Please use this identifier to cite or link to this item: https://idr.nitk.ac.in/jspui/handle/123456789/14150
Title: An Empirical Analysis of Legal Insider Trading in India
Authors: Anil Kumar, M.
Supervisors: Acharya H, Rajesh
Keywords: School of Management;Insider trading;Fama and French;Carhart four-factor model;Information Asymmetry;Information Content;Event Study;Abnormal Return;Crash;Rally;Emerging Markets;India
Issue Date: 2018
Publisher: National Institute of Technology Karnataka, Surathkal
Abstract: The motive of this research is to examine the insider trading behavior in the Indian stock market and to determine the profitability and information content of insider trading. It also aims to investigate the relationship between insider trading and stock market crashes.
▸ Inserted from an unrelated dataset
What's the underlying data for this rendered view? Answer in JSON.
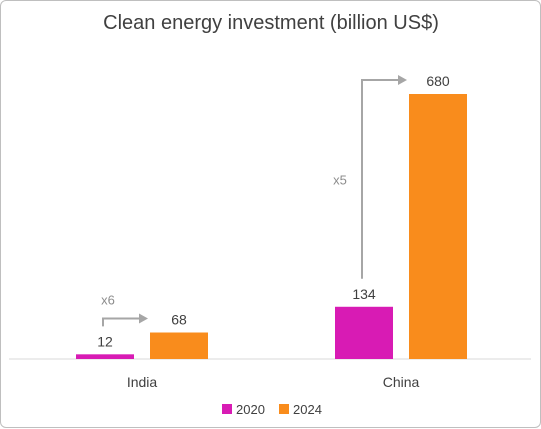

The empirical study is based on disclosures made under SEBI (Prohibition of Insider Trading) Regulations, 1992 to Bombay Stock Exchange (BSE), which comprises the insider transactions of all the listed companies of BSE from April 2007 to March 2015. The study uses the four-factor asset pricing model that adjusts for size, book to market and momentum factors and event study methodology. The empirical results confirm that insiders seem to have a preference for large market capitalization companies, companies with low BE/ME ratio, high momentum, and low P/E ratio. The analysis of abnormal returns to insider trading strategies shows that insider purchase portfolios earn positive abnormal return and sale portfolios earn negative abnormal return. However, outsider group does not earn significant abnormal return during the same period. The results also show that insider purchase as well as sale portfolios earn positive abnormal return in the pre-event window, whereas purchase portfolio earns positive abnormal return and sale portfolio earns negative abnormal return in the post-event window. Insider purchase and sales over a year‟s time play a major role in causing stock market jump and crash respectively. Insiders trading activity diminishes substantially just ahead of the crash or rally, whereas outsiders trading activity increases just ahead of crash of rally. The findings of the present study substantially exceed the previously documented degree of predictability of insider trading.